Uma semana depois, vários movimentos contra o racismo saem à rua em protesto pela morte de Bruno Candé. Logo a seguir, André Ventura, o presidente demissionário do Chega, organiza uma contramanifestação para provar que “Portugal não é racista” e promete promover uma marcha “sempre que a esquerda e a extrema-esquerda” trouxerem o tema do racismo para a agenda. Na Praça do Município, numa carrinha transformada em palco de comício, Ventura advoga o fim da Terceira República e, a despropósito, envia recados a Rui Rio: “O que vai acontecer é que o PSD desaparece completamente e o Chega assumirá esse lugar. Porque já estamos fartos desta conversa de que tudo é racismo em Portugal.”
Como é que uma morte tão chocante se transforma num “assunto político”, a acentuar clivagens entre esquerda e direita? O que têm as instituições a dizer sobre o que se passou, para lá do silêncio, que fomenta o clima absurdo de polarização entre os que são “a favor” e os que são “contra”? É evidente que o caldo cultural que insiste em classificar ideologicamente a luta antirracista também se alimenta dessa apatia.
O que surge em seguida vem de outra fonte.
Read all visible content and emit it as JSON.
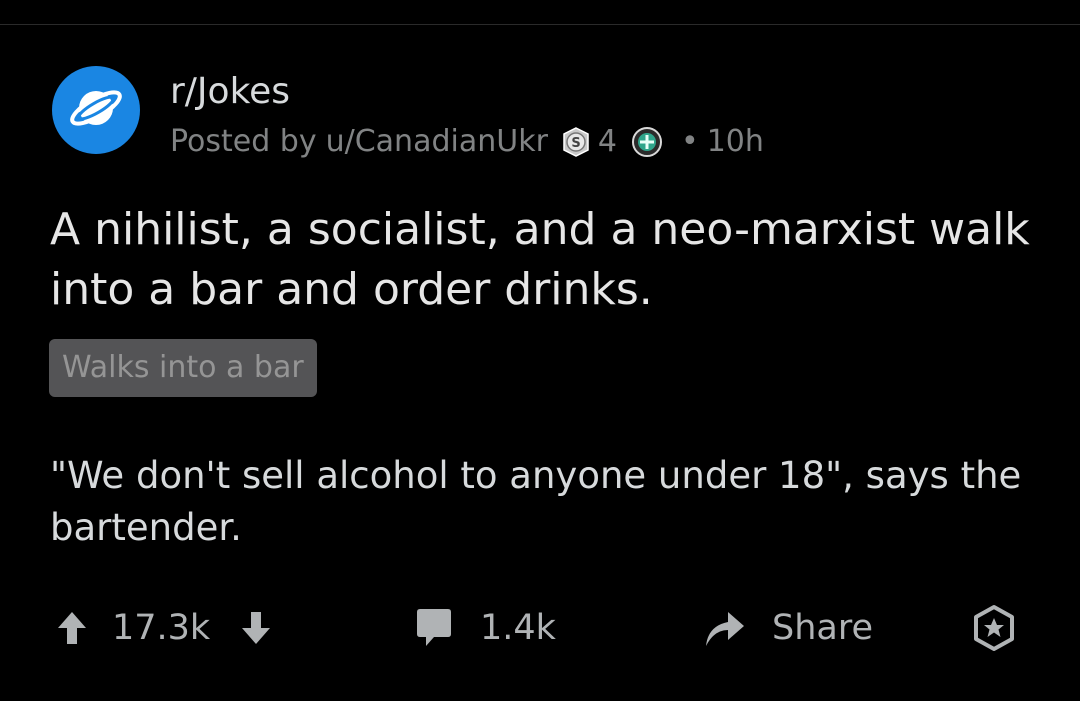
{
  "post": {
    "subreddit": "r/Jokes",
    "posted_by_prefix": "Posted by",
    "username": "u/CanadianUkr",
    "award_count": "4",
    "separator": "•",
    "age": "10h",
    "title": "A nihilist, a socialist, and a neo-marxist walk into a bar and order drinks.",
    "flair": "Walks into a bar",
    "body": "\"We don't sell alcohol to anyone under 18\", says the bartender."
  },
  "actions": {
    "vote_count": "17.3k",
    "comment_count": "1.4k",
    "share_label": "Share"
  },
  "icons": {
    "avatar": "planet-icon",
    "award_1": "silver-award-icon",
    "award_2": "helpful-award-icon",
    "upvote": "arrow-up-icon",
    "downvote": "arrow-down-icon",
    "comment": "comment-bubble-icon",
    "share": "share-arrow-icon",
    "award_post": "gift-award-icon"
  },
  "colors": {
    "background": "#000000",
    "avatar_blue": "#1a86e3",
    "flair_bg": "#545456",
    "meta_gray": "#818384"
  }
}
Estamos em 2020 e continua a ser preciso escrever que o racismo é a mais desprezível de todas as atitudes: a luta antirracista não é da esquerda nem da direita; é, devia ser, uma luta de todos. Ouça-se o elogio fúnebre de John Lewis, o último dos oradores sobreviventes da Marcha sobre Washington, proferido por Barack Obama na semana passada. São 40 minutos de uma eloquência comovente, preacher Obama no seu melhor, sobre o legado de Lewis e o modo como o cinismo está a destruir as estruturas de poder das democracias liberais: “Ele acreditava que em todos nós existe o desejo de fazer o que é certo, que em todos nós existe uma vontade de amar todas as pessoas e de estender a todas elas o direito à dignidade e ao respeito.” Em Portugal, podíamos começar por aqui a discussão da luta antirracista. E, já agora, a da Guerra Colonial.